A pair of Prosthetics and Orthotics students will be getting a very different type of clinical experience this spring when they travel to AIC-CURE International Hospital in Kenya and aid more than 50 children.

Abbey Riley ’21, M’23 and Alexia Woodruff ’21, M’23, along with Associate Professor Duffy Felmlee, will spend 10 days at the hospital working with pediatric patients with limb loss on a service trip with the Limb Kind Foundation. The team leaves for Kenya on March 24.

As University of Hartford students in the College of Education, Nursing and Health Professions who’ve already completed hundreds of clinical hours stateside, they’re more than ready to make an even bigger difference in patients’ lives.

The graduate students will be fitting the children with prosthetic arms and legs, fabricating and adjusting the prosthetics, and working with physical therapists and other medical staff at the hospital.

Felmlee explained that the children in Kenya have experienced limb loss for a variety of reasons. “They range from trauma such as farming accidents, to children with congenital limb loss. The cases that will be referred to us will generally be more complex,” he said. “We will have our own patient caseload while we’re in Kenya and will work with the children from start to finish.”

All care is free of charge to the children and their families through the generosity of the Limb Kind Foundation, a group UHart’s P&O program has partnered with for years, and Cure International. In many developing countries, people with limb loss do not have the funds to pay for a prosthesis, and there is often no prosthetist available to provide these services. The Limb Kind Foundation works both in the U.S. and internationally to provide children in need with prosthetic care.

Riley and Woodruff, both second-year students in the Master of Science in Prosthetics and Orthotics (MSPO) program, were interested in the trip as a way to help those in need and give back.

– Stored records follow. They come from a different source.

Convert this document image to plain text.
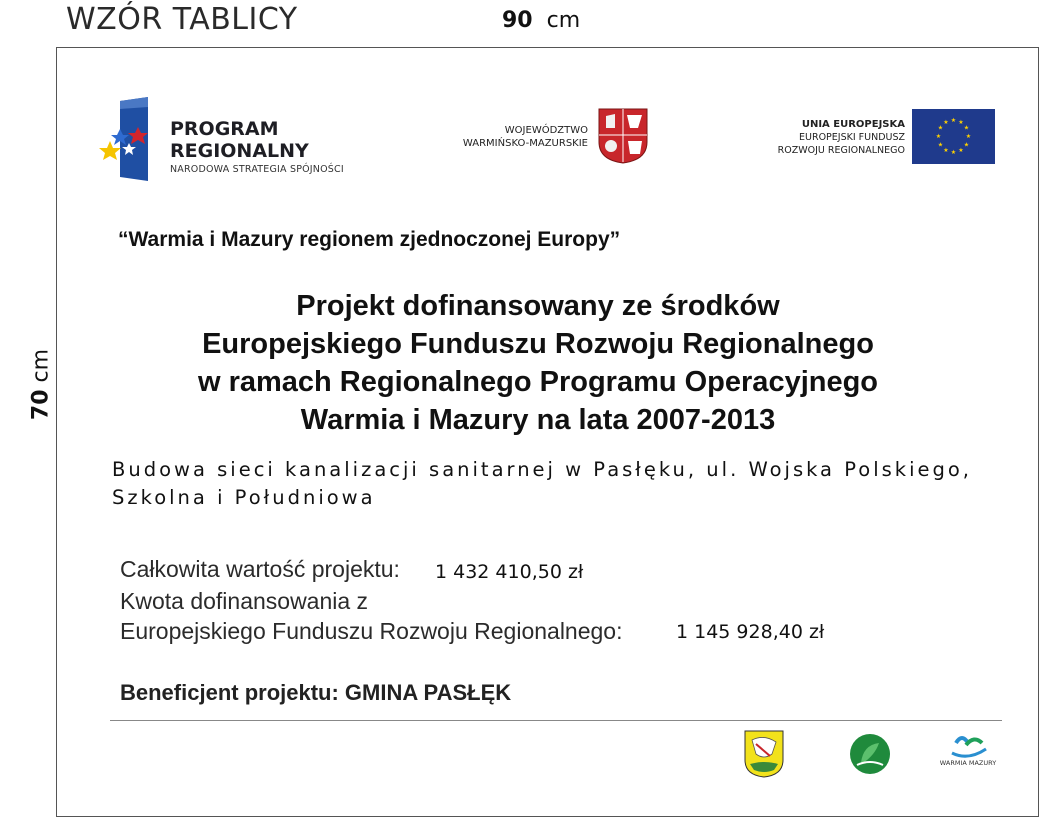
WZÓR TABLICY	90 cm
70 cm
PROGRAM
REGIONALNY
NARODOWA STRATEGIA SPÓJNOŚCI
WOJEWÓDZTWO
WARMIŃSKO-MAZURSKIE
UNIA EUROPEJSKA
EUROPEJSKI FUNDUSZ
ROZWOJU REGIONALNEGO
★ ★
★
★
★
★
★
★
★
★
★
★
“Warmia i Mazury regionem zjednoczonej Europy”
Projekt dofinansowany ze środków
Europejskiego Funduszu Rozwoju Regionalnego
w ramach Regionalnego Programu Operacyjnego
Warmia i Mazury na lata 2007-2013
Budowa sieci kanalizacji sanitarnej w Pasłęku, ul. Wojska Polskiego, Szkolna i Południowa
Całkowita wartość projektu: 1 432 410,50 zł
Kwota dofinansowania z
Europejskiego Funduszu Rozwoju Regionalnego:	1 145 928,40 zł
Beneficjent projektu: GMINA PASŁĘK
WARMIA MAZURY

They were selected for the trip from a pool of MSPO student applicants.

“I always thought I wanted to work with pediatric patients, and once I experienced a clinical placement with children, I knew this is what I want to do,” said Riley.

For Woodruff, growing up with a family that was active in the Rotary Club made her aware of the importance of helping others. “When Limb Kind Director Rob Schulman spoke to our class about the project, it seemed like a once in a lifetime opportunity, so I decided to apply,” she said.

They are also helping to raise funds for Limb Kind’s “Shoes that Grow” initiative, which is seeking to raise $2,000 to provide the children in Kenya with adjustable shoes that can be expanded as their feet grow.  Campus community members are invited to donate to the fund.